RBI marginally revised its projection for CPI inflation to 4.8% for second half of 2018-19 and headline inflation for Q1 2019-20 is projected at 5%, with risks evenly balanced. In its previous policy meetings, RBI indicated risks pertaining to CPI projection are tilted to the upside. This has changed with onset of normal monsoon and clarity on impact of increase in MSPs for kharif crops. Factors that make the inflation outlook uncertain on the upside include elevated and volatile crude oil prices, and incremental increase in MSPs over the average increase in the past which was not factored in the June projection. Besides, any further fiscal slippage (both at central and state levels) from the budgeted estimates for 2018-19 may have a significant bearing on inflation outlook.
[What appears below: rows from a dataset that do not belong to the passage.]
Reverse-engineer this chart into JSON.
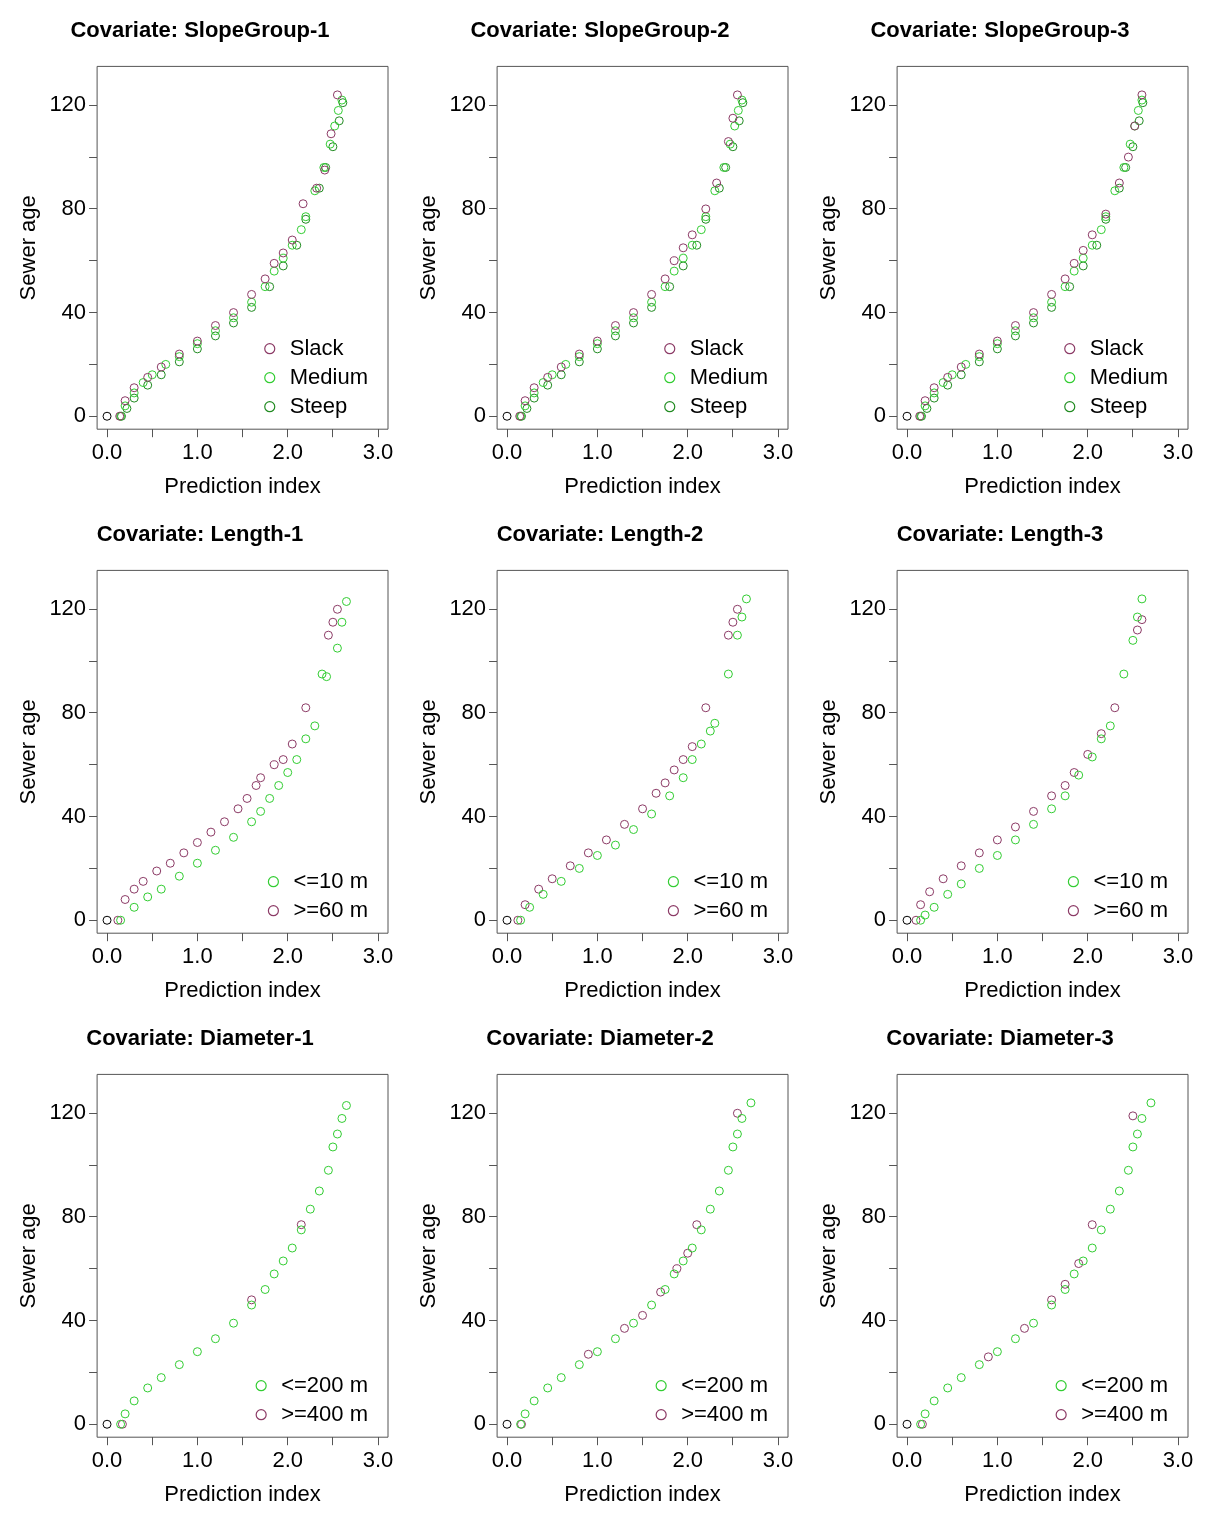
{
  "chart_data": [
    {
      "type": "scatter",
      "title": "Covariate: SlopeGroup-1",
      "xlabel": "Prediction index",
      "ylabel": "Sewer age",
      "xlim": [
        -0.11,
        3.11
      ],
      "ylim": [
        -5,
        135
      ],
      "xticks": [
        {
          "value": 0,
          "label": "0.0"
        },
        {
          "value": 0.5,
          "label": null
        },
        {
          "value": 1,
          "label": "1.0"
        },
        {
          "value": 1.5,
          "label": null
        },
        {
          "value": 2,
          "label": "2.0"
        },
        {
          "value": 2.5,
          "label": null
        },
        {
          "value": 3,
          "label": "3.0"
        }
      ],
      "yticks": [
        0,
        {
          "value": 20,
          "label": null
        },
        40,
        {
          "value": 60,
          "label": null
        },
        80,
        {
          "value": 100,
          "label": null
        },
        120
      ],
      "marker": "circle",
      "legend": "bottom right",
      "series": [
        {
          "color": "#000000",
          "x": [
            0
          ],
          "values": [
            0
          ]
        },
        {
          "name": "Slack",
          "color": "#8c3b66",
          "x": [
            0.14,
            0.2,
            0.3,
            0.45,
            0.6,
            0.8,
            1.0,
            1.2,
            1.4,
            1.6,
            1.75,
            1.85,
            1.95,
            2.05,
            2.17,
            2.32,
            2.41,
            2.48,
            2.55
          ],
          "values": [
            0,
            6,
            11,
            15,
            19,
            24,
            29,
            35,
            40,
            47,
            53,
            59,
            63,
            68,
            82,
            88,
            95,
            109,
            124
          ]
        },
        {
          "name": "Medium",
          "color": "#32cd32",
          "x": [
            0.15,
            0.2,
            0.3,
            0.4,
            0.5,
            0.65,
            0.8,
            1.0,
            1.2,
            1.4,
            1.6,
            1.75,
            1.85,
            1.95,
            2.05,
            2.15,
            2.2,
            2.3,
            2.4,
            2.47,
            2.52,
            2.56,
            2.6
          ],
          "values": [
            0,
            4,
            9,
            13,
            16,
            20,
            23,
            28,
            33,
            38,
            44,
            50,
            56,
            61,
            66,
            72,
            77,
            87,
            96,
            105,
            112,
            118,
            122
          ]
        },
        {
          "name": "Steep",
          "color": "#228b22",
          "x": [
            0.16,
            0.22,
            0.3,
            0.45,
            0.6,
            0.8,
            1.0,
            1.2,
            1.4,
            1.6,
            1.8,
            1.95,
            2.1,
            2.2,
            2.35,
            2.42,
            2.5,
            2.57,
            2.61
          ],
          "values": [
            0,
            3,
            7,
            12,
            16,
            21,
            26,
            31,
            36,
            42,
            50,
            58,
            66,
            76,
            88,
            96,
            104,
            114,
            121
          ]
        }
      ]
    },
    {
      "type": "scatter",
      "title": "Covariate: SlopeGroup-2",
      "xlabel": "Prediction index",
      "ylabel": "Sewer age",
      "xlim": [
        -0.11,
        3.11
      ],
      "ylim": [
        -5,
        135
      ],
      "xticks": [
        {
          "value": 0,
          "label": "0.0"
        },
        {
          "value": 0.5,
          "label": null
        },
        {
          "value": 1,
          "label": "1.0"
        },
        {
          "value": 1.5,
          "label": null
        },
        {
          "value": 2,
          "label": "2.0"
        },
        {
          "value": 2.5,
          "label": null
        },
        {
          "value": 3,
          "label": "3.0"
        }
      ],
      "yticks": [
        0,
        {
          "value": 20,
          "label": null
        },
        40,
        {
          "value": 60,
          "label": null
        },
        80,
        {
          "value": 100,
          "label": null
        },
        120
      ],
      "marker": "circle",
      "legend": "bottom right",
      "series": [
        {
          "color": "#000000",
          "x": [
            0
          ],
          "values": [
            0
          ]
        },
        {
          "name": "Slack",
          "color": "#8c3b66",
          "x": [
            0.14,
            0.2,
            0.3,
            0.45,
            0.6,
            0.8,
            1.0,
            1.2,
            1.4,
            1.6,
            1.75,
            1.85,
            1.95,
            2.05,
            2.2,
            2.32,
            2.45,
            2.5,
            2.55
          ],
          "values": [
            0,
            6,
            11,
            15,
            19,
            24,
            29,
            35,
            40,
            47,
            53,
            60,
            65,
            70,
            80,
            90,
            106,
            115,
            124
          ]
        },
        {
          "name": "Medium",
          "color": "#32cd32",
          "x": [
            0.15,
            0.2,
            0.3,
            0.4,
            0.5,
            0.65,
            0.8,
            1.0,
            1.2,
            1.4,
            1.6,
            1.75,
            1.85,
            1.95,
            2.05,
            2.15,
            2.2,
            2.3,
            2.4,
            2.47,
            2.52,
            2.56,
            2.6
          ],
          "values": [
            0,
            4,
            9,
            13,
            16,
            20,
            23,
            28,
            33,
            38,
            44,
            50,
            56,
            61,
            66,
            72,
            77,
            87,
            96,
            105,
            112,
            118,
            122
          ]
        },
        {
          "name": "Steep",
          "color": "#228b22",
          "x": [
            0.16,
            0.22,
            0.3,
            0.45,
            0.6,
            0.8,
            1.0,
            1.2,
            1.4,
            1.6,
            1.8,
            1.95,
            2.1,
            2.2,
            2.35,
            2.42,
            2.5,
            2.57,
            2.61
          ],
          "values": [
            0,
            3,
            7,
            12,
            16,
            21,
            26,
            31,
            36,
            42,
            50,
            58,
            66,
            76,
            88,
            96,
            104,
            114,
            121
          ]
        }
      ]
    },
    {
      "type": "scatter",
      "title": "Covariate: SlopeGroup-3",
      "xlabel": "Prediction index",
      "ylabel": "Sewer age",
      "xlim": [
        -0.11,
        3.11
      ],
      "ylim": [
        -5,
        135
      ],
      "xticks": [
        {
          "value": 0,
          "label": "0.0"
        },
        {
          "value": 0.5,
          "label": null
        },
        {
          "value": 1,
          "label": "1.0"
        },
        {
          "value": 1.5,
          "label": null
        },
        {
          "value": 2,
          "label": "2.0"
        },
        {
          "value": 2.5,
          "label": null
        },
        {
          "value": 3,
          "label": "3.0"
        }
      ],
      "yticks": [
        0,
        {
          "value": 20,
          "label": null
        },
        40,
        {
          "value": 60,
          "label": null
        },
        80,
        {
          "value": 100,
          "label": null
        },
        120
      ],
      "marker": "circle",
      "legend": "bottom right",
      "series": [
        {
          "color": "#000000",
          "x": [
            0
          ],
          "values": [
            0
          ]
        },
        {
          "name": "Slack",
          "color": "#8c3b66",
          "x": [
            0.14,
            0.2,
            0.3,
            0.45,
            0.6,
            0.8,
            1.0,
            1.2,
            1.4,
            1.6,
            1.75,
            1.85,
            1.95,
            2.05,
            2.2,
            2.35,
            2.45,
            2.52,
            2.6
          ],
          "values": [
            0,
            6,
            11,
            15,
            19,
            24,
            29,
            35,
            40,
            47,
            53,
            59,
            64,
            70,
            78,
            90,
            100,
            112,
            124
          ]
        },
        {
          "name": "Medium",
          "color": "#32cd32",
          "x": [
            0.15,
            0.2,
            0.3,
            0.4,
            0.5,
            0.65,
            0.8,
            1.0,
            1.2,
            1.4,
            1.6,
            1.75,
            1.85,
            1.95,
            2.05,
            2.15,
            2.2,
            2.3,
            2.4,
            2.47,
            2.52,
            2.56,
            2.6
          ],
          "values": [
            0,
            4,
            9,
            13,
            16,
            20,
            23,
            28,
            33,
            38,
            44,
            50,
            56,
            61,
            66,
            72,
            77,
            87,
            96,
            105,
            112,
            118,
            122
          ]
        },
        {
          "name": "Steep",
          "color": "#228b22",
          "x": [
            0.16,
            0.22,
            0.3,
            0.45,
            0.6,
            0.8,
            1.0,
            1.2,
            1.4,
            1.6,
            1.8,
            1.95,
            2.1,
            2.2,
            2.35,
            2.42,
            2.5,
            2.57,
            2.61
          ],
          "values": [
            0,
            3,
            7,
            12,
            16,
            21,
            26,
            31,
            36,
            42,
            50,
            58,
            66,
            76,
            88,
            96,
            104,
            114,
            121
          ]
        }
      ]
    },
    {
      "type": "scatter",
      "title": "Covariate: Length-1",
      "xlabel": "Prediction index",
      "ylabel": "Sewer age",
      "xlim": [
        -0.11,
        3.11
      ],
      "ylim": [
        -5,
        135
      ],
      "xticks": [
        {
          "value": 0,
          "label": "0.0"
        },
        {
          "value": 0.5,
          "label": null
        },
        {
          "value": 1,
          "label": "1.0"
        },
        {
          "value": 1.5,
          "label": null
        },
        {
          "value": 2,
          "label": "2.0"
        },
        {
          "value": 2.5,
          "label": null
        },
        {
          "value": 3,
          "label": "3.0"
        }
      ],
      "yticks": [
        0,
        {
          "value": 20,
          "label": null
        },
        40,
        {
          "value": 60,
          "label": null
        },
        80,
        {
          "value": 100,
          "label": null
        },
        120
      ],
      "marker": "circle",
      "legend": "bottom right",
      "series": [
        {
          "color": "#000000",
          "x": [
            0
          ],
          "values": [
            0
          ]
        },
        {
          "name": "<=10 m",
          "color": "#32cd32",
          "x": [
            0.15,
            0.3,
            0.45,
            0.6,
            0.8,
            1.0,
            1.2,
            1.4,
            1.6,
            1.7,
            1.8,
            1.9,
            2.0,
            2.1,
            2.2,
            2.3,
            2.38,
            2.43,
            2.55,
            2.6,
            2.65
          ],
          "values": [
            0,
            5,
            9,
            12,
            17,
            22,
            27,
            32,
            38,
            42,
            47,
            52,
            57,
            62,
            70,
            75,
            95,
            94,
            105,
            115,
            123
          ]
        },
        {
          "name": ">=60 m",
          "color": "#8c3b66",
          "x": [
            0.12,
            0.2,
            0.3,
            0.4,
            0.55,
            0.7,
            0.85,
            1.0,
            1.15,
            1.3,
            1.45,
            1.55,
            1.65,
            1.7,
            1.85,
            1.95,
            2.05,
            2.2,
            2.45,
            2.5,
            2.55
          ],
          "values": [
            0,
            8,
            12,
            15,
            19,
            22,
            26,
            30,
            34,
            38,
            43,
            47,
            52,
            55,
            60,
            62,
            68,
            82,
            110,
            115,
            120
          ]
        }
      ]
    },
    {
      "type": "scatter",
      "title": "Covariate: Length-2",
      "xlabel": "Prediction index",
      "ylabel": "Sewer age",
      "xlim": [
        -0.11,
        3.11
      ],
      "ylim": [
        -5,
        135
      ],
      "xticks": [
        {
          "value": 0,
          "label": "0.0"
        },
        {
          "value": 0.5,
          "label": null
        },
        {
          "value": 1,
          "label": "1.0"
        },
        {
          "value": 1.5,
          "label": null
        },
        {
          "value": 2,
          "label": "2.0"
        },
        {
          "value": 2.5,
          "label": null
        },
        {
          "value": 3,
          "label": "3.0"
        }
      ],
      "yticks": [
        0,
        {
          "value": 20,
          "label": null
        },
        40,
        {
          "value": 60,
          "label": null
        },
        80,
        {
          "value": 100,
          "label": null
        },
        120
      ],
      "marker": "circle",
      "legend": "bottom right",
      "series": [
        {
          "color": "#000000",
          "x": [
            0
          ],
          "values": [
            0
          ]
        },
        {
          "name": "<=10 m",
          "color": "#32cd32",
          "x": [
            0.15,
            0.25,
            0.4,
            0.6,
            0.8,
            1.0,
            1.2,
            1.4,
            1.6,
            1.8,
            1.95,
            2.05,
            2.15,
            2.25,
            2.3,
            2.45,
            2.55,
            2.6,
            2.65
          ],
          "values": [
            0,
            5,
            10,
            15,
            20,
            25,
            29,
            35,
            41,
            48,
            55,
            62,
            68,
            73,
            76,
            95,
            110,
            117,
            124
          ]
        },
        {
          "name": ">=60 m",
          "color": "#8c3b66",
          "x": [
            0.12,
            0.2,
            0.35,
            0.5,
            0.7,
            0.9,
            1.1,
            1.3,
            1.5,
            1.65,
            1.75,
            1.85,
            1.95,
            2.05,
            2.2,
            2.45,
            2.5,
            2.55
          ],
          "values": [
            0,
            6,
            12,
            16,
            21,
            26,
            31,
            37,
            43,
            49,
            53,
            58,
            62,
            67,
            82,
            110,
            115,
            120
          ]
        }
      ]
    },
    {
      "type": "scatter",
      "title": "Covariate: Length-3",
      "xlabel": "Prediction index",
      "ylabel": "Sewer age",
      "xlim": [
        -0.11,
        3.11
      ],
      "ylim": [
        -5,
        135
      ],
      "xticks": [
        {
          "value": 0,
          "label": "0.0"
        },
        {
          "value": 0.5,
          "label": null
        },
        {
          "value": 1,
          "label": "1.0"
        },
        {
          "value": 1.5,
          "label": null
        },
        {
          "value": 2,
          "label": "2.0"
        },
        {
          "value": 2.5,
          "label": null
        },
        {
          "value": 3,
          "label": "3.0"
        }
      ],
      "yticks": [
        0,
        {
          "value": 20,
          "label": null
        },
        40,
        {
          "value": 60,
          "label": null
        },
        80,
        {
          "value": 100,
          "label": null
        },
        120
      ],
      "marker": "circle",
      "legend": "bottom right",
      "series": [
        {
          "color": "#000000",
          "x": [
            0
          ],
          "values": [
            0
          ]
        },
        {
          "name": "<=10 m",
          "color": "#32cd32",
          "x": [
            0.15,
            0.2,
            0.3,
            0.45,
            0.6,
            0.8,
            1.0,
            1.2,
            1.4,
            1.6,
            1.75,
            1.9,
            2.05,
            2.15,
            2.25,
            2.4,
            2.5,
            2.55,
            2.6
          ],
          "values": [
            0,
            2,
            5,
            10,
            14,
            20,
            25,
            31,
            37,
            43,
            48,
            56,
            63,
            70,
            75,
            95,
            108,
            117,
            124
          ]
        },
        {
          "name": ">=60 m",
          "color": "#8c3b66",
          "x": [
            0.1,
            0.15,
            0.25,
            0.4,
            0.6,
            0.8,
            1.0,
            1.2,
            1.4,
            1.6,
            1.75,
            1.85,
            2.0,
            2.15,
            2.3,
            2.55,
            2.6
          ],
          "values": [
            0,
            6,
            11,
            16,
            21,
            26,
            31,
            36,
            42,
            48,
            52,
            57,
            64,
            72,
            82,
            112,
            116
          ]
        }
      ]
    },
    {
      "type": "scatter",
      "title": "Covariate: Diameter-1",
      "xlabel": "Prediction index",
      "ylabel": "Sewer age",
      "xlim": [
        -0.11,
        3.11
      ],
      "ylim": [
        -5,
        135
      ],
      "xticks": [
        {
          "value": 0,
          "label": "0.0"
        },
        {
          "value": 0.5,
          "label": null
        },
        {
          "value": 1,
          "label": "1.0"
        },
        {
          "value": 1.5,
          "label": null
        },
        {
          "value": 2,
          "label": "2.0"
        },
        {
          "value": 2.5,
          "label": null
        },
        {
          "value": 3,
          "label": "3.0"
        }
      ],
      "yticks": [
        0,
        {
          "value": 20,
          "label": null
        },
        40,
        {
          "value": 60,
          "label": null
        },
        80,
        {
          "value": 100,
          "label": null
        },
        120
      ],
      "marker": "circle",
      "legend": "bottom right",
      "series": [
        {
          "color": "#000000",
          "x": [
            0
          ],
          "values": [
            0
          ]
        },
        {
          "name": "<=200 m",
          "color": "#32cd32",
          "x": [
            0.15,
            0.2,
            0.3,
            0.45,
            0.6,
            0.8,
            1.0,
            1.2,
            1.4,
            1.6,
            1.75,
            1.85,
            1.95,
            2.05,
            2.15,
            2.25,
            2.35,
            2.45,
            2.5,
            2.55,
            2.6,
            2.65
          ],
          "values": [
            0,
            4,
            9,
            14,
            18,
            23,
            28,
            33,
            39,
            46,
            52,
            58,
            63,
            68,
            75,
            83,
            90,
            98,
            107,
            112,
            118,
            123
          ]
        },
        {
          "name": ">=400 m",
          "color": "#8c3b66",
          "x": [
            0.17,
            1.6,
            2.15
          ],
          "values": [
            0,
            48,
            77
          ]
        }
      ]
    },
    {
      "type": "scatter",
      "title": "Covariate: Diameter-2",
      "xlabel": "Prediction index",
      "ylabel": "Sewer age",
      "xlim": [
        -0.11,
        3.11
      ],
      "ylim": [
        -5,
        135
      ],
      "xticks": [
        {
          "value": 0,
          "label": "0.0"
        },
        {
          "value": 0.5,
          "label": null
        },
        {
          "value": 1,
          "label": "1.0"
        },
        {
          "value": 1.5,
          "label": null
        },
        {
          "value": 2,
          "label": "2.0"
        },
        {
          "value": 2.5,
          "label": null
        },
        {
          "value": 3,
          "label": "3.0"
        }
      ],
      "yticks": [
        0,
        {
          "value": 20,
          "label": null
        },
        40,
        {
          "value": 60,
          "label": null
        },
        80,
        {
          "value": 100,
          "label": null
        },
        120
      ],
      "marker": "circle",
      "legend": "bottom right",
      "series": [
        {
          "color": "#000000",
          "x": [
            0
          ],
          "values": [
            0
          ]
        },
        {
          "name": "<=200 m",
          "color": "#32cd32",
          "x": [
            0.15,
            0.2,
            0.3,
            0.45,
            0.6,
            0.8,
            1.0,
            1.2,
            1.4,
            1.6,
            1.75,
            1.85,
            1.95,
            2.05,
            2.15,
            2.25,
            2.35,
            2.45,
            2.5,
            2.55,
            2.6,
            2.7
          ],
          "values": [
            0,
            4,
            9,
            14,
            18,
            23,
            28,
            33,
            39,
            46,
            52,
            58,
            63,
            68,
            75,
            83,
            90,
            98,
            107,
            112,
            118,
            124
          ]
        },
        {
          "name": ">=400 m",
          "color": "#8c3b66",
          "x": [
            0.16,
            0.9,
            1.3,
            1.5,
            1.7,
            1.88,
            2.0,
            2.1,
            2.55
          ],
          "values": [
            0,
            27,
            37,
            42,
            51,
            60,
            66,
            77,
            120
          ]
        }
      ]
    },
    {
      "type": "scatter",
      "title": "Covariate: Diameter-3",
      "xlabel": "Prediction index",
      "ylabel": "Sewer age",
      "xlim": [
        -0.11,
        3.11
      ],
      "ylim": [
        -5,
        135
      ],
      "xticks": [
        {
          "value": 0,
          "label": "0.0"
        },
        {
          "value": 0.5,
          "label": null
        },
        {
          "value": 1,
          "label": "1.0"
        },
        {
          "value": 1.5,
          "label": null
        },
        {
          "value": 2,
          "label": "2.0"
        },
        {
          "value": 2.5,
          "label": null
        },
        {
          "value": 3,
          "label": "3.0"
        }
      ],
      "yticks": [
        0,
        {
          "value": 20,
          "label": null
        },
        40,
        {
          "value": 60,
          "label": null
        },
        80,
        {
          "value": 100,
          "label": null
        },
        120
      ],
      "marker": "circle",
      "legend": "bottom right",
      "series": [
        {
          "color": "#000000",
          "x": [
            0
          ],
          "values": [
            0
          ]
        },
        {
          "name": "<=200 m",
          "color": "#32cd32",
          "x": [
            0.15,
            0.2,
            0.3,
            0.45,
            0.6,
            0.8,
            1.0,
            1.2,
            1.4,
            1.6,
            1.75,
            1.85,
            1.95,
            2.05,
            2.15,
            2.25,
            2.35,
            2.45,
            2.5,
            2.55,
            2.6,
            2.7
          ],
          "values": [
            0,
            4,
            9,
            14,
            18,
            23,
            28,
            33,
            39,
            46,
            52,
            58,
            63,
            68,
            75,
            83,
            90,
            98,
            107,
            112,
            118,
            124
          ]
        },
        {
          "name": ">=400 m",
          "color": "#8c3b66",
          "x": [
            0.17,
            0.9,
            1.3,
            1.6,
            1.75,
            1.9,
            2.05,
            2.5
          ],
          "values": [
            0,
            26,
            37,
            48,
            54,
            62,
            77,
            119
          ]
        }
      ]
    }
  ]
}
Couple of factors that are expected to have favorable impact on inflation includes, normal monsoon which would help to keep food inflation under check and reduction of GST rates on several goods and services which will have direct moderating impact on headline inflation provided there is a pass-through to retail consumers.

RBI retained its GDP growth outlook at 7.4% for 2018-19 within a range of 7.5-7.6% in H1 and 7.3-7.4% H2, with risks evenly balanced and GDP growth for Q1:2019-20 is projected at 7.5%. Signs of improvement in credit off-take are signifying revival in manufacturing sector and new investment activity. Capacity utilization in the manufacturing sector continues to witness improvement with new orders received by companies last quarter saw a substantial growth over a year ago period, reflecting pick up in domestic demand. Recent pick up in domestic air passenger traffic, services PMI, auto sales is expected to boost consumption expenditure. However, major risk to growth outlook is rising global trade tensions which is gradually turning to currency war.

Impact on Economy

Over the last 6 to 12 months, borrowing costs for corporates, banks and other institutional borrowers have been rising with yields across the curve on instruments ranging from CPs, CDs, corporate bonds, T-bills and government bonds rising by 125 to 150bps probably on account of reduced appetite for corporate lending by banks. RBI’s action to hike the repo rate by another 25 bps today might result in a marginal increase in lending rates for corporate and retail borrowers with a lag. CPI based headline inflation has been above 4% over the last few months and given RBI’s primary objective of maintaining an inflation rate of close to 4%, this rate hike is targeted to bring inflation to targeted levels. Based on the pace of transmission of higher rates to borrowing costs, the growth recovery could be negatively impacted. Over the longer term, a fine balance between inflation & growth is desirable and would benefit the economy.